I feel the urge to pay tribute to his memory because it is necessary to place on public record the patriotic service that a good civil servant performs behind the closed doors of government offices. Often their work goes unrecognised publicly, even unrewarded professionally. The lives of millions of Indians have improved in the past decade because of the good work and professional creativity and commitment of an officer like Gopalakrishnan.
Gopal, as all his colleagues and friends called him, has of course been posthumously rewarded with a fine tribute from Prime Minister Manmohan Singh, whom he served through his entire first term and well into the second term, despite his failing health in the latter period. In his condolence message, the Prime Minister acknowledged that Gopal “was the brain behind a number of flagship initiatives of the government.” The PM also said, “He had a very fertile mind and did not allow bureaucratic fetters to dull his creative instincts. I remember him for the single mindedness and the passion with which he pursued his ideas.”
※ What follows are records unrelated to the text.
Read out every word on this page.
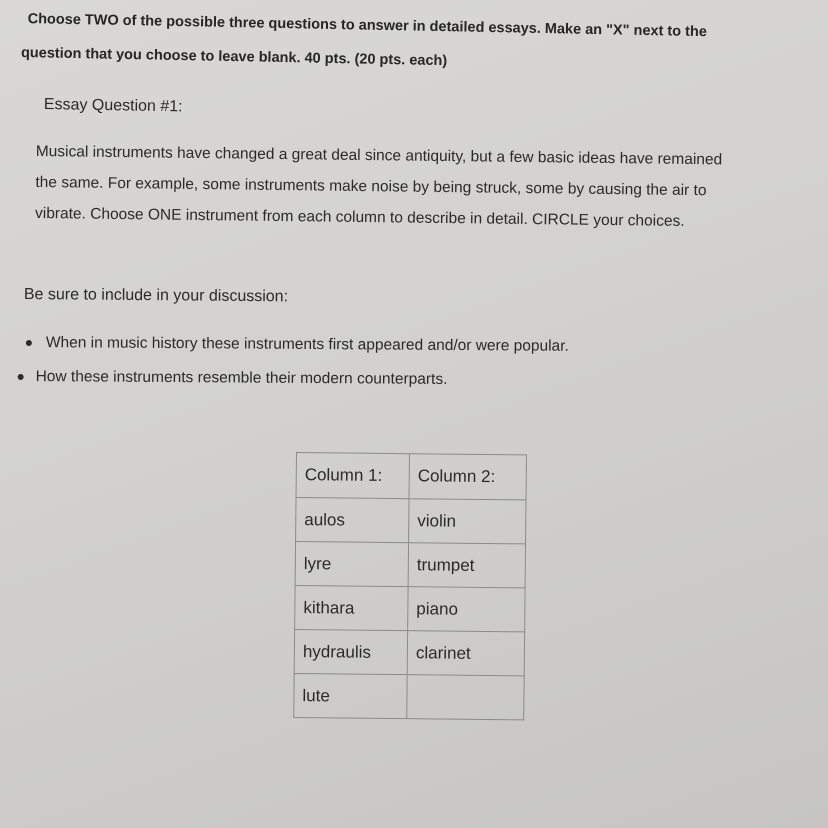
Choose TWO of the possible three questions to answer in detailed essays. Make an "X" next to the
question that you choose to leave blank. 40 pts. (20 pts. each)
Essay Question #1:
Musical instruments have changed a great deal since antiquity, but a few basic ideas have remained
the same. For example, some instruments make noise by being struck, some by causing the air to
vibrate. Choose ONE instrument from each column to describe in detail. CIRCLE your choices.
Be sure to include in your discussion:
When in music history these instruments first appeared and/or were popular.
How these instruments resemble their modern counterparts.
Column 1:	Column 2:
aulos	violin
lyre	trumpet
kithara	piano
hydraulis	clarinet
lute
I wish to place on record the fact that many of the key “flagship” programmes of the first United Progressive Alliance (UPA) government were not only conceptualised but also given administrative shape and direction by Gopal. He had a journalist’s knack for coining phrases aimed at capturing public imagination. The most important such concept developed by Gopal was “Bharat Nirman.”
Bharat Nirman was a development programme aimed at stepping up public investment and public-private partnership in the construction of rural roads, drinking water supply, rural telecommunication, rural housing and minor irrigation. Unlike some other flagship programmes which have been left with unpronounceable acronyms like MGNREGA, JNNURM and NRHM, “Bharat Nirman” struck a popular chord. Gopal was the creator of the term and the conceptualiser of the initiative.
His contribution to development began in Madhya Pradesh where he worked closely with non-government organisations from the all powerful Chief Minister’s Office and catalysed many development programmes and projects. He played a key role in Madhya Pradesh’s development, working closely with Digvijay Singh, the State’s Chief Minister for a decade. He supported the initiative of the United Nations Development Programme (UNDP) to launch State level Human Development Reports, and Madhya Pradesh led the way in this regard, thanks to him.
Gopal took keen interest in the launch of the National Knowledge Commission, though his pet obsession, a “National Library Mission” aimed at revitalising public libraries in towns and villages took a long time to be floated and has not yet had any impact on the ground. He was also actively involved in launching the National Rural Health Mission (NRHM) and I recall clearly how excited he was when a suitable acronym was found for the new tier of community level health workers, the accredited social health activist (ASHA)! He was as excited as a journalist or brand manager would be when one thinks up a good headline or brand name.
Gopal combined in him the commitment of a social activist, the discipline of a civil servant and the creativity of a wordsmith. In that third capacity I found him a very helpful resource in drafting the Prime Minister’s speeches. We worked closely together in drafting the PM’s Independence Day speeches during UPA-1. He had the knack of imparting life to dull sounding government programmes and had the instincts of a politician in drafting speeches and crafting policies.
His premature demise leaves the Indian Administrative Service and the development community poorer. Hopefully his example will be a source of inspiration to younger officers.
(Sanjaya Baru is Director for Geo-economics and Strategy, International Institute for Strategic Studies, and Honorary Senior Fellow, Centre for Policy Research, New Delhi.)